Saying that the Koran completes ideas is NOT the same as saying it’s “false” in any way – heaven knows, Christianity claims that Jesus’ sacrifice was the culmination or completion of Old Testament law. It’s simply a recognition that these faiths did not spring up totally new, but were developed from what had come before.
You did it again. Although this time you did use the term “Islamic concepts” instead of “the Koran”. Instead of using the terms, “drawn from” or “origins of” may I suggest using “similar to” as in “similar to earlier beliefs or revelations”?
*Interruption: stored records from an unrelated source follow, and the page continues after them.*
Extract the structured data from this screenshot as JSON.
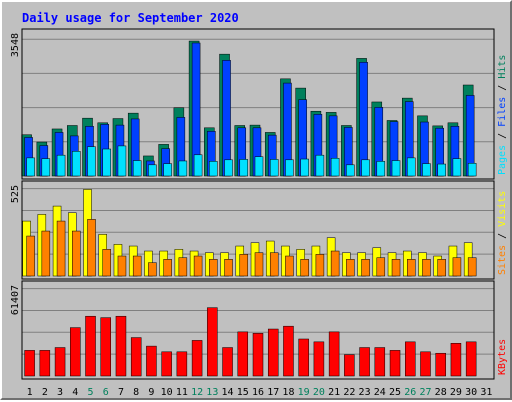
{
  "chart_data": {
    "type": "bar",
    "title": "Daily usage for September 2020",
    "categories": [
      "1",
      "2",
      "3",
      "4",
      "5",
      "6",
      "7",
      "8",
      "9",
      "10",
      "11",
      "12",
      "13",
      "14",
      "15",
      "16",
      "17",
      "18",
      "19",
      "20",
      "21",
      "22",
      "23",
      "24",
      "25",
      "26",
      "27",
      "28",
      "29",
      "30",
      "31"
    ],
    "weekend_days": [
      "5",
      "6",
      "12",
      "13",
      "19",
      "20",
      "26",
      "27"
    ],
    "panels": [
      {
        "id": "hits",
        "max_label": "3548",
        "ylim": [
          0,
          3548
        ],
        "legend": [
          {
            "label": "Pages",
            "color": "#00e0ff"
          },
          {
            "label": "Files",
            "color": "#0040ff"
          },
          {
            "label": "Hits",
            "color": "#00805c"
          }
        ],
        "series": [
          {
            "name": "Hits",
            "color": "#00805c",
            "values": [
              1070,
              880,
              1220,
              1310,
              1500,
              1380,
              1490,
              1630,
              520,
              820,
              1770,
              3500,
              1250,
              3160,
              1310,
              1320,
              1130,
              2520,
              2280,
              1680,
              1650,
              1310,
              3050,
              1920,
              1440,
              2020,
              1560,
              1300,
              1380,
              2360,
              null
            ]
          },
          {
            "name": "Files",
            "color": "#0040ff",
            "values": [
              1000,
              790,
              1130,
              1040,
              1290,
              1340,
              1320,
              1480,
              390,
              710,
              1520,
              3450,
              1160,
              3000,
              1250,
              1250,
              1060,
              2410,
              1980,
              1600,
              1560,
              1260,
              2950,
              1780,
              1410,
              1930,
              1400,
              1240,
              1290,
              2090,
              null
            ]
          },
          {
            "name": "Pages",
            "color": "#00e0ff",
            "values": [
              470,
              450,
              540,
              640,
              760,
              700,
              780,
              400,
              290,
              320,
              390,
              550,
              380,
              420,
              430,
              500,
              430,
              420,
              440,
              540,
              460,
              290,
              420,
              380,
              400,
              470,
              320,
              310,
              450,
              330,
              null
            ]
          }
        ]
      },
      {
        "id": "visits",
        "max_label": "525",
        "ylim": [
          0,
          525
        ],
        "legend": [
          {
            "label": "Sites",
            "color": "#ff8000"
          },
          {
            "label": "Visits",
            "color": "#ffff00"
          }
        ],
        "series": [
          {
            "name": "Visits",
            "color": "#ffff00",
            "values": [
              330,
              370,
              420,
              380,
              520,
              250,
              190,
              180,
              150,
              150,
              160,
              150,
              140,
              140,
              180,
              200,
              210,
              180,
              160,
              180,
              230,
              140,
              140,
              170,
              140,
              150,
              140,
              120,
              180,
              200,
              null
            ]
          },
          {
            "name": "Sites",
            "color": "#ff8000",
            "values": [
              240,
              270,
              330,
              270,
              340,
              160,
              120,
              120,
              80,
              100,
              110,
              120,
              100,
              100,
              130,
              140,
              140,
              120,
              100,
              130,
              150,
              100,
              100,
              110,
              100,
              100,
              100,
              100,
              110,
              110,
              null
            ]
          }
        ]
      },
      {
        "id": "kbytes",
        "max_label": "61407",
        "ylim": [
          0,
          61407
        ],
        "legend": [
          {
            "label": "KBytes",
            "color": "#ff0000"
          }
        ],
        "series": [
          {
            "name": "KBytes",
            "color": "#ff0000",
            "values": [
              18000,
              18000,
              20000,
              34000,
              42000,
              41000,
              42000,
              27000,
              21000,
              17000,
              17000,
              25000,
              48000,
              20000,
              31000,
              30000,
              33000,
              35000,
              26000,
              24000,
              31000,
              15000,
              20000,
              20000,
              18000,
              24000,
              17000,
              16000,
              23000,
              24000,
              null
            ]
          }
        ]
      }
    ]
  },
  "colors": {
    "title": "#0000ff",
    "frame_bg": "#c0c0c0",
    "label_default": "#000000",
    "label_weekend": "#00805c",
    "divider": "#000000"
  }
}
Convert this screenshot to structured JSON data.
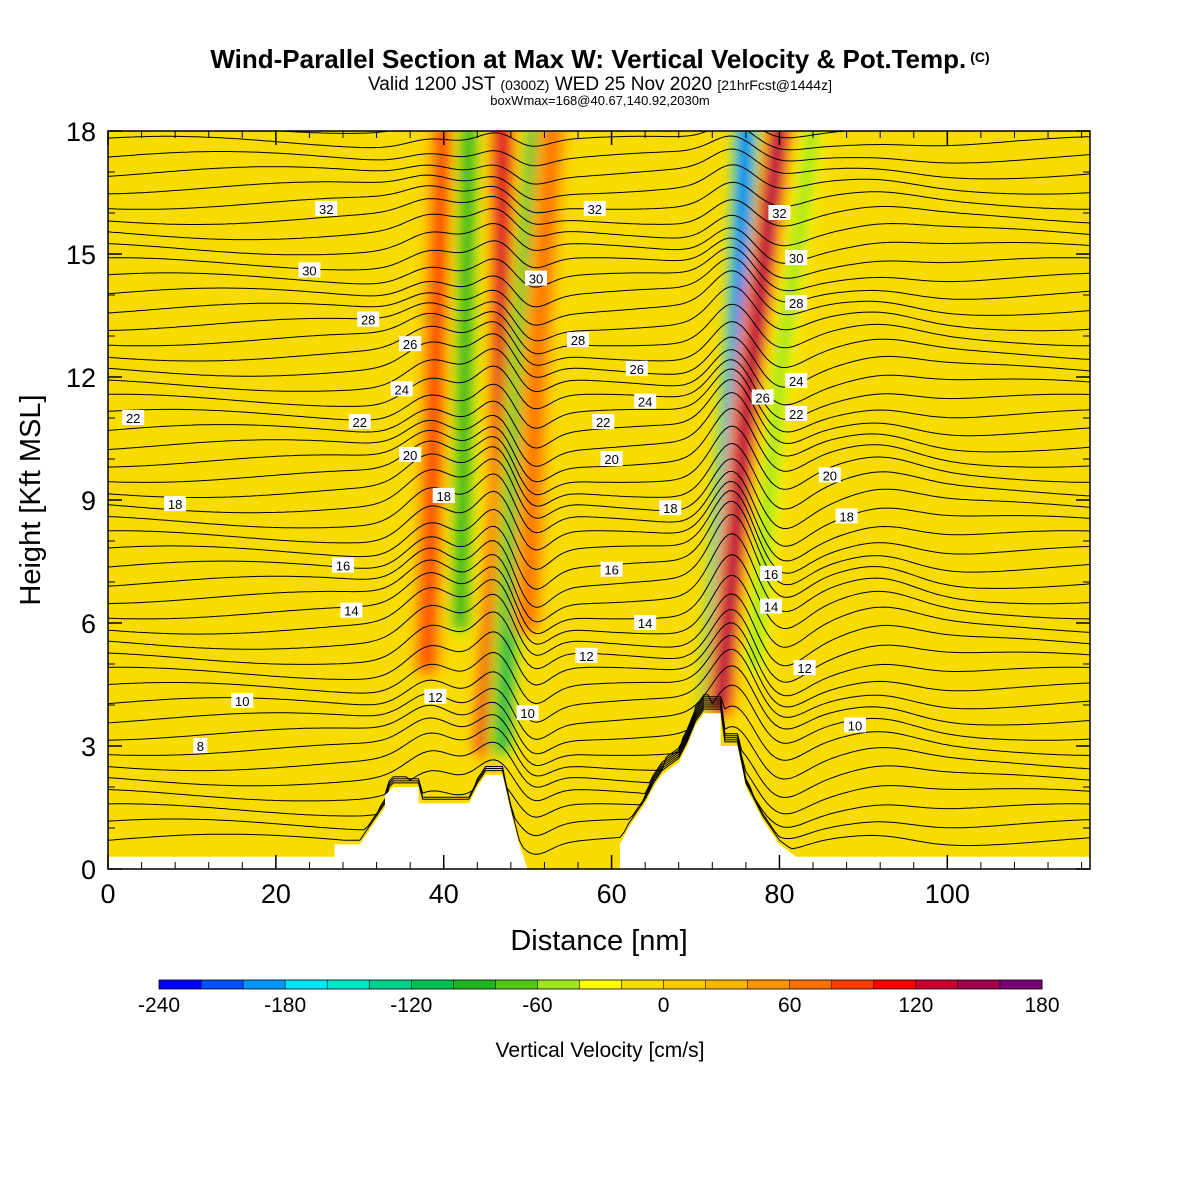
{
  "title": {
    "main": "Wind-Parallel Section at Max W: Vertical Velocity & Pot.Temp.",
    "copyright": "(C)",
    "valid_prefix": "Valid 1200 JST",
    "valid_utc": "(0300Z)",
    "valid_date": "WED 25 Nov 2020",
    "forecast": "[21hrFcst@1444z]",
    "boxinfo": "boxWmax=168@40.67,140.92,2030m"
  },
  "colors": {
    "background": "#ffffff",
    "terrain": "#ffffff",
    "contour": "#000000",
    "zero_fill": "#f8dc00"
  },
  "chart_data": {
    "type": "heatmap",
    "xlabel": "Distance [nm]",
    "ylabel": "Height [Kft MSL]",
    "xlim": [
      0,
      117
    ],
    "ylim": [
      0,
      18
    ],
    "x_ticks": [
      0,
      20,
      40,
      60,
      80,
      100
    ],
    "y_ticks": [
      0,
      3,
      6,
      9,
      12,
      15,
      18
    ],
    "colorbar": {
      "label": "Vertical Velocity [cm/s]",
      "min": -240,
      "max": 180,
      "step": 20,
      "tick_values": [
        -240,
        -180,
        -120,
        -60,
        0,
        60,
        120,
        180
      ],
      "colors": [
        "#0000ff",
        "#0050ff",
        "#0096ff",
        "#00e6ff",
        "#00e6c8",
        "#00d28c",
        "#00c050",
        "#1eb41e",
        "#50c814",
        "#a0e61e",
        "#ffff00",
        "#f8dc00",
        "#ffc800",
        "#ffb400",
        "#ff9600",
        "#ff6e00",
        "#ff3c00",
        "#ff0000",
        "#c80032",
        "#a00050",
        "#780078"
      ]
    },
    "terrain_outline": [
      [
        0,
        0.3
      ],
      [
        27,
        0.3
      ],
      [
        27,
        0.6
      ],
      [
        30,
        0.6
      ],
      [
        31,
        0.9
      ],
      [
        32,
        1.2
      ],
      [
        33,
        1.5
      ],
      [
        33,
        1.8
      ],
      [
        34,
        2.0
      ],
      [
        37,
        2.0
      ],
      [
        37,
        1.6
      ],
      [
        43,
        1.6
      ],
      [
        44,
        2.0
      ],
      [
        45,
        2.3
      ],
      [
        47,
        2.3
      ],
      [
        48,
        1.4
      ],
      [
        49,
        0.6
      ],
      [
        50,
        0
      ],
      [
        61,
        0
      ],
      [
        61,
        0.6
      ],
      [
        62,
        1.0
      ],
      [
        64,
        1.6
      ],
      [
        65,
        2.0
      ],
      [
        66,
        2.3
      ],
      [
        68,
        2.6
      ],
      [
        69,
        3.0
      ],
      [
        70,
        3.5
      ],
      [
        71,
        3.8
      ],
      [
        73,
        3.8
      ],
      [
        73,
        3.0
      ],
      [
        75,
        3.0
      ],
      [
        76,
        2.0
      ],
      [
        78,
        1.2
      ],
      [
        80,
        0.6
      ],
      [
        82,
        0.3
      ],
      [
        117,
        0.3
      ]
    ],
    "updraft_bands": [
      {
        "name": "band1",
        "sign": "up",
        "peak": 110,
        "path": [
          [
            38,
            5
          ],
          [
            39,
            12
          ],
          [
            40,
            18
          ]
        ]
      },
      {
        "name": "band2",
        "sign": "up",
        "peak": 150,
        "path": [
          [
            45,
            3
          ],
          [
            47,
            9
          ],
          [
            47,
            18
          ]
        ]
      },
      {
        "name": "band3",
        "sign": "down",
        "peak": -110,
        "path": [
          [
            42,
            6
          ],
          [
            42.5,
            12
          ],
          [
            43,
            18
          ]
        ]
      },
      {
        "name": "band4",
        "sign": "down",
        "peak": -120,
        "path": [
          [
            47,
            3
          ],
          [
            49,
            11
          ],
          [
            51,
            18
          ]
        ]
      },
      {
        "name": "band5",
        "sign": "up",
        "peak": 80,
        "path": [
          [
            50,
            6
          ],
          [
            51,
            12
          ],
          [
            53,
            18
          ]
        ]
      },
      {
        "name": "band6",
        "sign": "down",
        "peak": -230,
        "path": [
          [
            72,
            4
          ],
          [
            75,
            13
          ],
          [
            76,
            18
          ]
        ]
      },
      {
        "name": "band7",
        "sign": "up",
        "peak": 170,
        "path": [
          [
            73,
            4
          ],
          [
            76,
            11
          ],
          [
            80,
            18
          ]
        ]
      },
      {
        "name": "band8",
        "sign": "down",
        "peak": -70,
        "path": [
          [
            77,
            5
          ],
          [
            80,
            12
          ],
          [
            84,
            18
          ]
        ]
      }
    ],
    "theta_labels": [
      {
        "text": "32",
        "x": 26,
        "y": 16.1
      },
      {
        "text": "30",
        "x": 24,
        "y": 14.6
      },
      {
        "text": "28",
        "x": 31,
        "y": 13.4
      },
      {
        "text": "26",
        "x": 36,
        "y": 12.8
      },
      {
        "text": "24",
        "x": 35,
        "y": 11.7
      },
      {
        "text": "22",
        "x": 3,
        "y": 11.0
      },
      {
        "text": "22",
        "x": 30,
        "y": 10.9
      },
      {
        "text": "20",
        "x": 36,
        "y": 10.1
      },
      {
        "text": "18",
        "x": 8,
        "y": 8.9
      },
      {
        "text": "18",
        "x": 40,
        "y": 9.1
      },
      {
        "text": "16",
        "x": 28,
        "y": 7.4
      },
      {
        "text": "14",
        "x": 29,
        "y": 6.3
      },
      {
        "text": "12",
        "x": 39,
        "y": 4.2
      },
      {
        "text": "10",
        "x": 16,
        "y": 4.1
      },
      {
        "text": "10",
        "x": 50,
        "y": 3.8
      },
      {
        "text": "8",
        "x": 11,
        "y": 3.0
      },
      {
        "text": "32",
        "x": 58,
        "y": 16.1
      },
      {
        "text": "30",
        "x": 51,
        "y": 14.4
      },
      {
        "text": "28",
        "x": 56,
        "y": 12.9
      },
      {
        "text": "26",
        "x": 63,
        "y": 12.2
      },
      {
        "text": "24",
        "x": 64,
        "y": 11.4
      },
      {
        "text": "22",
        "x": 59,
        "y": 10.9
      },
      {
        "text": "20",
        "x": 60,
        "y": 10.0
      },
      {
        "text": "18",
        "x": 67,
        "y": 8.8
      },
      {
        "text": "16",
        "x": 60,
        "y": 7.3
      },
      {
        "text": "14",
        "x": 64,
        "y": 6.0
      },
      {
        "text": "12",
        "x": 57,
        "y": 5.2
      },
      {
        "text": "32",
        "x": 80,
        "y": 16.0
      },
      {
        "text": "30",
        "x": 82,
        "y": 14.9
      },
      {
        "text": "28",
        "x": 82,
        "y": 13.8
      },
      {
        "text": "26",
        "x": 78,
        "y": 11.5
      },
      {
        "text": "24",
        "x": 82,
        "y": 11.9
      },
      {
        "text": "22",
        "x": 82,
        "y": 11.1
      },
      {
        "text": "20",
        "x": 86,
        "y": 9.6
      },
      {
        "text": "18",
        "x": 88,
        "y": 8.6
      },
      {
        "text": "16",
        "x": 79,
        "y": 7.2
      },
      {
        "text": "14",
        "x": 79,
        "y": 6.4
      },
      {
        "text": "12",
        "x": 83,
        "y": 4.9
      },
      {
        "text": "10",
        "x": 89,
        "y": 3.5
      }
    ]
  }
}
No one, include Mohammed and God, would say that everything in the Koran is original. Much of it was based on earlier revelations to earlier prophets. I don’t see any reason to pretend otherwise, and I don’t believe Muslims do, either. It is not detrimental to Islam, nor to Christianity, to say that they were “drawn from” or “evolved from” Judaism.
The comparison of Ashura with Yom Kipur was, in fact, given to me by a very influential high-level Bahraini. I don’t see that there’s much difference using terms like “drawn from” or “derived from” vs “related to” or “similar to.” To the contrary, “similar to” implies that there is no historic evolution/relation between the two, when there clearly is.
And neither approach necessarily implies purely human origin. God certainly repeats Himself --within the Koran, with the Hebrew Bible, within the New Testament, and amongst the three books, as well.